Behavioural disorders have been reported on LEV (27,28). Impaired mental health was also found in this study, using SF-36 (p = .001).
These data raise doubts regarding reported efficacy of LEV in small prospective open-label and retrospective studies (19–26). Most of these assessed LEV in episodic migraine rather than CDH. One study reported substantial benefit with LEV in transformed migraine, with quoted mean headache frequency of 24.9 days per month, satisfying one of the two CDH criteria. In the current study, approximately 60% satisfied IHS criteria for migraine (18), suggesting that the conflicting results are unlikely to be explained by differences in population selection. The fundamental difference between the current study and those previously reported is the presence of a placebo control.

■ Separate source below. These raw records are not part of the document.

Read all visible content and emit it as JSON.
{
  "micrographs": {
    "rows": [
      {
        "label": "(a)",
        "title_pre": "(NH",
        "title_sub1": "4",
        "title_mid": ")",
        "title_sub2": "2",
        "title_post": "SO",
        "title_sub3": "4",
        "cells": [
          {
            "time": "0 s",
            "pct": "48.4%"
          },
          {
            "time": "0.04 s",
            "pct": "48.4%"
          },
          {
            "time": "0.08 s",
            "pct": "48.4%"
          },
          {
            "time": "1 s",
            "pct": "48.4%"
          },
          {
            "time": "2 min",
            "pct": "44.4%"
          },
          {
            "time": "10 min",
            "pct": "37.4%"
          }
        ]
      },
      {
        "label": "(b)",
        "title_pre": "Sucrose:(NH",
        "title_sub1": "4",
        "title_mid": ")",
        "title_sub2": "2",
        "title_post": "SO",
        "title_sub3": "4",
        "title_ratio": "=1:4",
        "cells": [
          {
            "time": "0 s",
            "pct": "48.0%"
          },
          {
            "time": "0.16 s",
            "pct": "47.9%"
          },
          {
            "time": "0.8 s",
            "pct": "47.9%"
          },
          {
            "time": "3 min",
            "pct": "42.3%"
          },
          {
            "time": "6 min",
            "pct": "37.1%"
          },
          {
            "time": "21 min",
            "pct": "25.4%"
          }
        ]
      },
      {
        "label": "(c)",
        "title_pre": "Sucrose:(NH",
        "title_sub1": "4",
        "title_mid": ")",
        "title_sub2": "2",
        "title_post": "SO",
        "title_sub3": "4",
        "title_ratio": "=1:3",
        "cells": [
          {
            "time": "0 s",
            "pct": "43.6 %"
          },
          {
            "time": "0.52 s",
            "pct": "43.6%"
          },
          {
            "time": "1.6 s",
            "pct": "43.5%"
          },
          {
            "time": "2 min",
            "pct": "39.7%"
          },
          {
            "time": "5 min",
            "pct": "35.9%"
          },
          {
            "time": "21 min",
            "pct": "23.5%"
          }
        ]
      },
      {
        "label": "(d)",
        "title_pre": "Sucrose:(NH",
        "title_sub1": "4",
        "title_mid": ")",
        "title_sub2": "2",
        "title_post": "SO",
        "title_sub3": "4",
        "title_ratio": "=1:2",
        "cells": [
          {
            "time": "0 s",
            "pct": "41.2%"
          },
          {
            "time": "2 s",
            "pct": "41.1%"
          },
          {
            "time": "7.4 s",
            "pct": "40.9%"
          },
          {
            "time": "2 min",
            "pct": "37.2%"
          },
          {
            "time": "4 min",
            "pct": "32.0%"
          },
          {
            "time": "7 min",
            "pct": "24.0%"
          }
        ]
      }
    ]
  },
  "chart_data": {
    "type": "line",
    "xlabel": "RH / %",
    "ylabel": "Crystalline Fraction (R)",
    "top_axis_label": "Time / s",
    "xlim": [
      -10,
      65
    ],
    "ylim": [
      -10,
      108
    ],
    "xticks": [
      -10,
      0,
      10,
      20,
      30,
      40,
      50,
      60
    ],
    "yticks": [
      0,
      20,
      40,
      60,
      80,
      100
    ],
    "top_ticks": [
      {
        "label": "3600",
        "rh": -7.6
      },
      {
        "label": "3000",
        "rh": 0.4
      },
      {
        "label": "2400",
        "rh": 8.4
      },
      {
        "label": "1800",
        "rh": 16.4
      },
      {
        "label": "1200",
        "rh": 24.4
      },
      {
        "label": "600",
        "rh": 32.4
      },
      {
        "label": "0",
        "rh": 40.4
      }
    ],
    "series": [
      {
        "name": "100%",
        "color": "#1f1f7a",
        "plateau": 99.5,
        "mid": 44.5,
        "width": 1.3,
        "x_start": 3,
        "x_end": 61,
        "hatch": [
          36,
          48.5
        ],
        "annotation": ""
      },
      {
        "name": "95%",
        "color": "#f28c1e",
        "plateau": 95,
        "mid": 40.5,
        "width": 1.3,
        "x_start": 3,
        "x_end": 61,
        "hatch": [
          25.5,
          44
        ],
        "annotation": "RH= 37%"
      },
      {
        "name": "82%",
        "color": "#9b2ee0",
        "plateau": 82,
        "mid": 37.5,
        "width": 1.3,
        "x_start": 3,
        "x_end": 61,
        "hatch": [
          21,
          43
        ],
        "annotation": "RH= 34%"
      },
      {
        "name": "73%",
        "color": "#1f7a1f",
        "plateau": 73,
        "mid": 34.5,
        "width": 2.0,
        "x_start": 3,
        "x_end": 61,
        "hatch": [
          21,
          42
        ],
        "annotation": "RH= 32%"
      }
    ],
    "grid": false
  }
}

The placebo effect is quite complex (29) and in headache trials, in particular, its contribution can be a major confounder (30,31). Patients may report AEs on placebo (32), and three patients in the current study withdrew on that basis. Furthermore, the HFR improved by 50% from baseline on placebo (10.4% to 15.5%) and almost 100% on LEV (10.4% to 19.1%) but still failed to achieve statistical significance because placebo, rather than baseline, was the comparator. In uncontrolled trials reporting efficacy, it was the change from baseline which was considered. It follows that the previously reported efficacy may represent a placebo effect. This emphasises the need for a placebo arm in all headache trials.
To put this trial into context, it has to be appreciated that the study population had a median duration of headache history of 20 years (range 1–57), during which numerous headache remedies had failed. Further, the median HFR was 0% (range 0–50), indicating that the majority of subjects experienced headaches every day. These data must influence expectations of therapy, rendering more modest gains acceptable. Although this was a negative study in terms of the primary efficacy criterion, the fact that almost 10% more of the study population lost CDH diagnostic criteria on the basis of headache days per month whilst on LEV suggests that there may have been a sub-population in which significant reductions in headache days was realised. This, together with the demonstrated reduction in headache intensity and disability, indicates that LEV should still remain an option in this highly resistant headache population when other treatments have failed.
Footnotes
Financial disclosure
This was an investigator-initiated study funded by an educational grant supplied by UCB Pharma, which also supplied study medication and matching placebo. UCB Pharma had no control of the data or input into the analysis or writing of this paper. RG Beran has served on an advisory board for levetiracetam in the treatment of epilepsy. PJ Spira has no financial disclosure to make.